A note from the facilitators: We are not entering this space as experts. We are fellow community members who recognize that it is essential for white people to form spaces to create anti-racist culture and do the work. Without communities like these, there is very little to nothing keeping white folks accountable to this work. This course is grounded in the work of those who have tread this path more thoroughly and we are providing a space to explore their work as it applies to groups of white people, especially those involved in climate activism. We are drawing on both our own experience in anti-racist spaces, work, and trainings and our years as facilitators and holders of community. We welcome the feedback of those more deeply steeped in this work and invite their collaboration.
Register Here if you do not see a registration form below. Early bird pricing has ended.
Rabbi Moshe Givental
Moshe brings together insistent compassion, nuance, curiosity, and historical perspective to help people and communities find and nurture what they most need to thrive. He is dedicated to deep listening, imperfection as decolonial practice, the healing potential of relationships, and the transformative power of difficult conversations. Moshe’ s work is grounded in his own immigrant experience, a lifelong search for Indigenous roots in the Jewish tradition, the awareness of environmental collapse, and deep reverence for Indigenous ways of relating to our living world. He is a group facilitator of Work That Reconnects, holds an M.A. in Clinical Psychology focused on Person-Centered Therapy, and Rabbinic Ordination from the non-denominational Rabbinic School of Hebrew College.
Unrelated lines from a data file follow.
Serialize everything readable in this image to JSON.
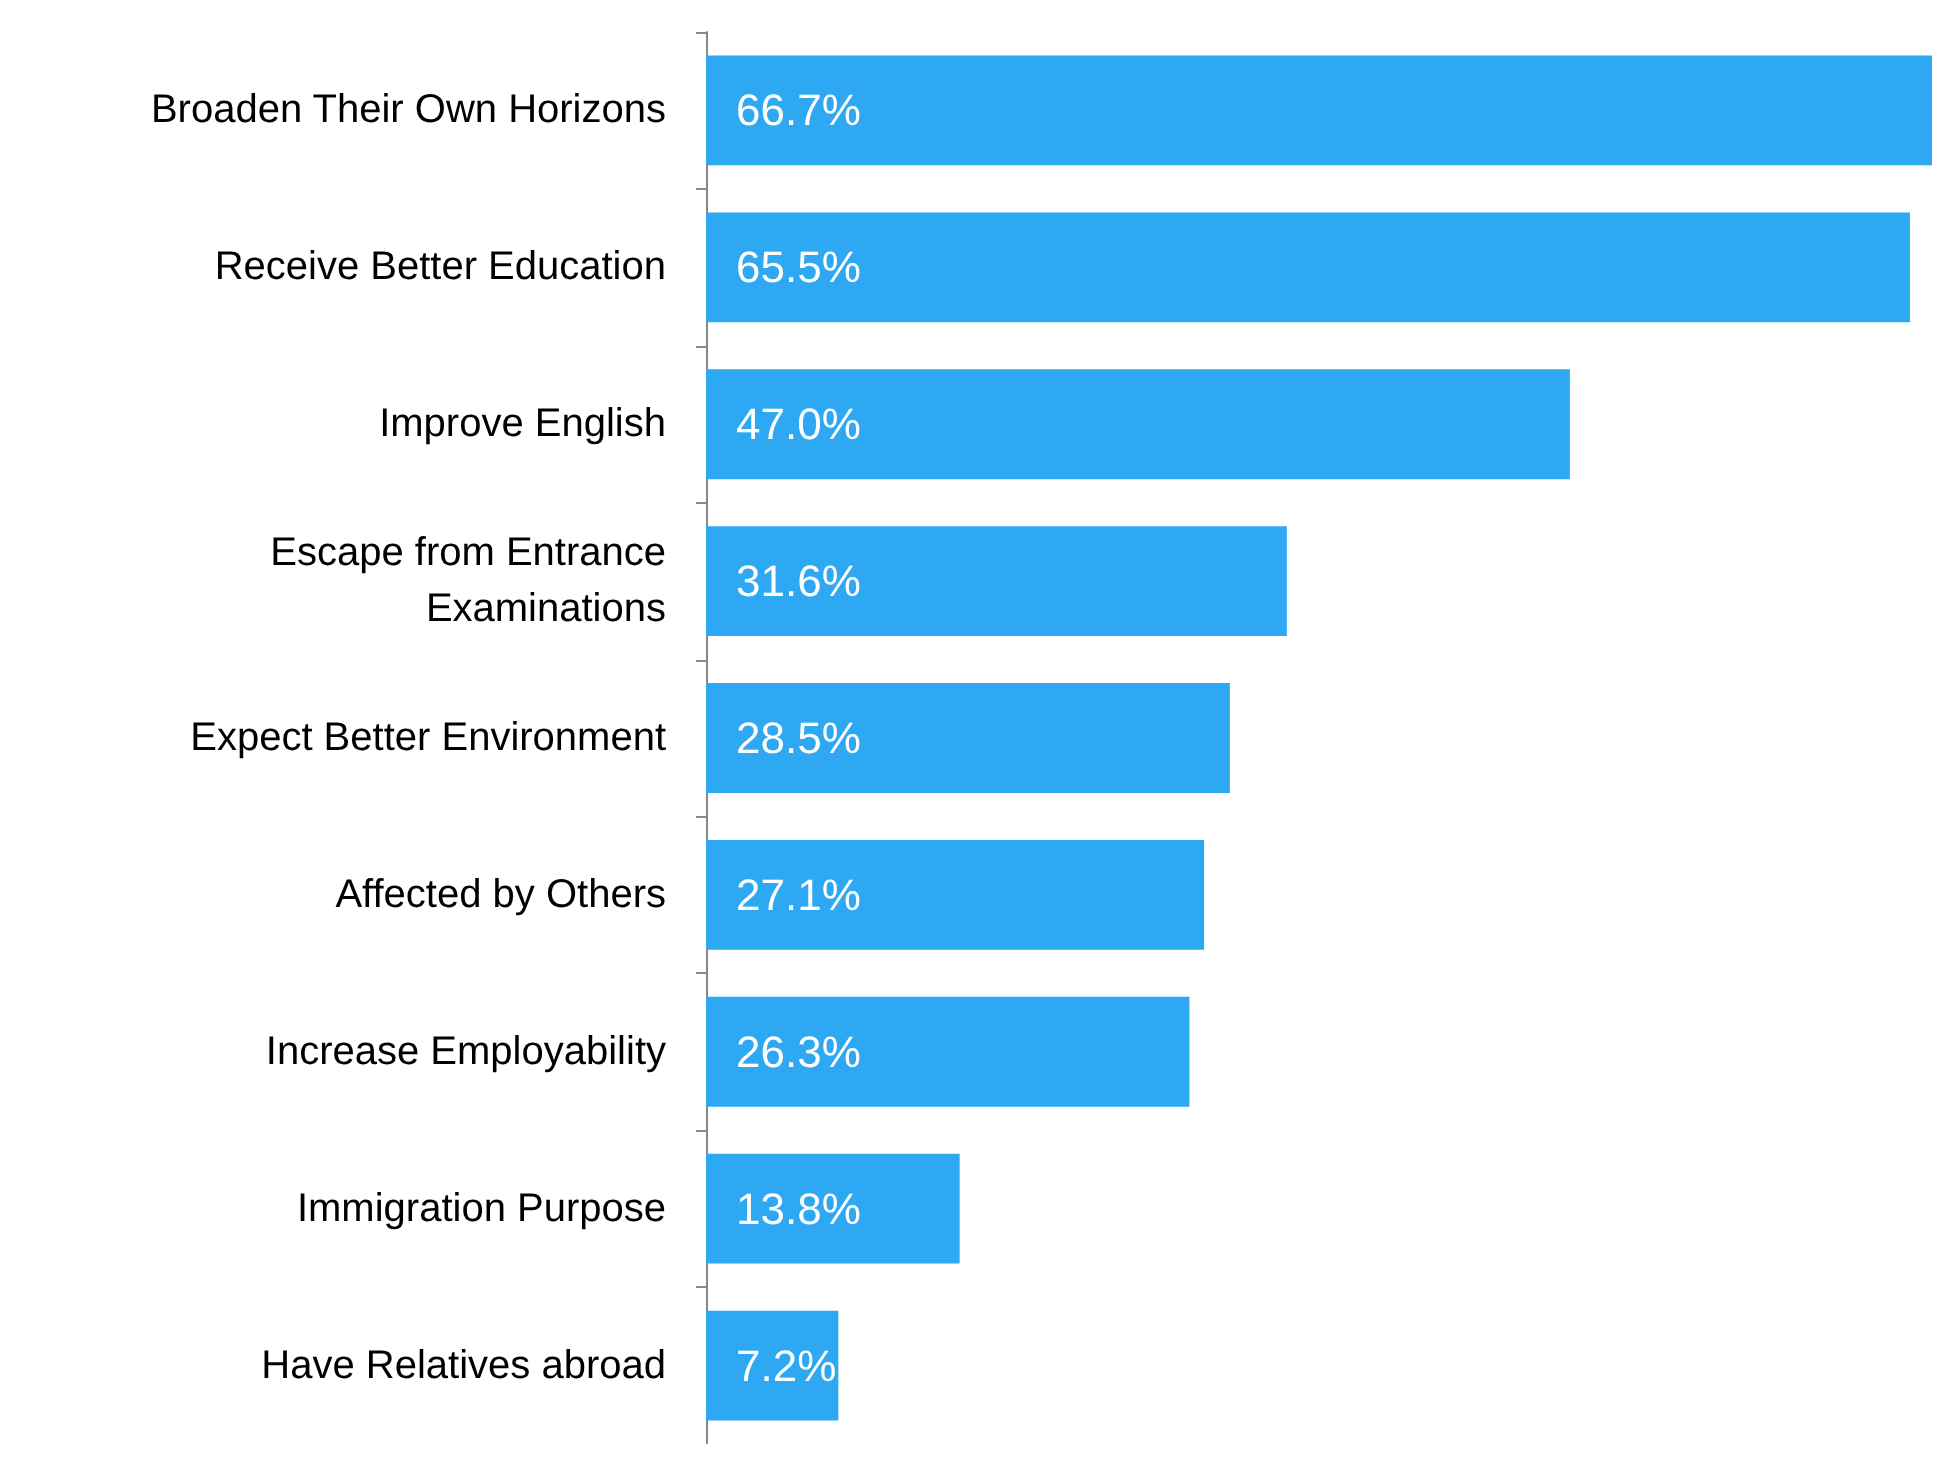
{
  "chart_data": {
    "type": "bar",
    "orientation": "horizontal",
    "categories": [
      "Broaden Their Own Horizons",
      "Receive Better Education",
      "Improve English",
      "Escape from Entrance\nExaminations",
      "Expect Better Environment",
      "Affected by Others",
      "Increase Employability",
      "Immigration Purpose",
      "Have Relatives abroad"
    ],
    "values": [
      66.7,
      65.5,
      47.0,
      31.6,
      28.5,
      27.1,
      26.3,
      13.8,
      7.2
    ],
    "value_labels": [
      "66.7%",
      "65.5%",
      "47.0%",
      "31.6%",
      "28.5%",
      "27.1%",
      "26.3%",
      "13.8%",
      "7.2%"
    ],
    "color": "#2ea8f2"
  }
}
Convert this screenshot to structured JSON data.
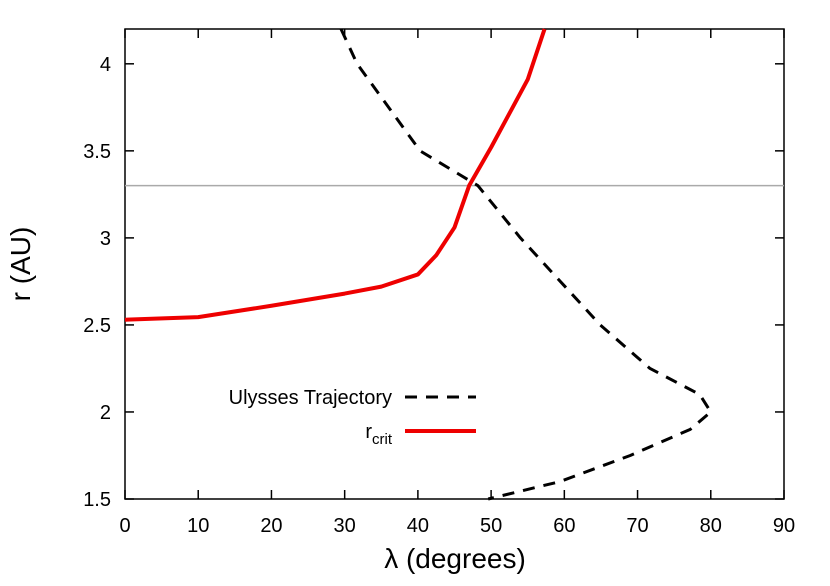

Moshe lives in Metro-Detroit on traditional Anishinaabe Territory, where he has the privilege of organizing against racism and for a just climate transition alongside African-American leadership. He is the Development Coordinator at Climate Change and Consciousness, and Founder of Water from the Rock: Eco-Chaplaincy and Environmental Education. You can reach him at MosheGivental@gmail.com
Ash Schoep
Ash’s work is grounded in a deep faith of going towards the unknown, taboo, and disavowed places in ourselves, each other, and the world. She is devoted to the slow and necessary experiment of creating regenerative culture and a world where our relationships with one another and non-human beings are nourishing, reciprocal, and loving. Her educational background is in psychology with an emphasis on climate psychology and women, gender, and sexuality studies, which focused on systems of oppression and feminist theory. She is a student of several somatic trauma healing systems, including Somatic Experiencing and The TARA Approach for the Resolution of Shock and Trauma. Ash is a group facilitator of mental health de-stigmatization and suicide prevention workshops, resiliency and leadership trainings, Buddhist meditation groups, and the Work That Reconnects. She currently lives in Bozeman, Montana on traditional Apsaalooké, Salish Kootenai, and Cheyenne lands. Ash is the Program Director of Climate Change & Consciousness. She invites your inquiries and connection at ash.schoep@gmail.com.
Meeting Dates:
Intro Session Monday July 27th 5:00 - 7pm. PDT
Aug. 3rd
Aug. 17th
Aug. 31st
Sept. 14th
Sept. 29th (Tuesday)
Oct.12th
Oct. 26th
This event is offered as an extension of Groundswell, one of CCC’s major initiatives. Groundswell nurtures the integration of inner and outer climate activism and leadership.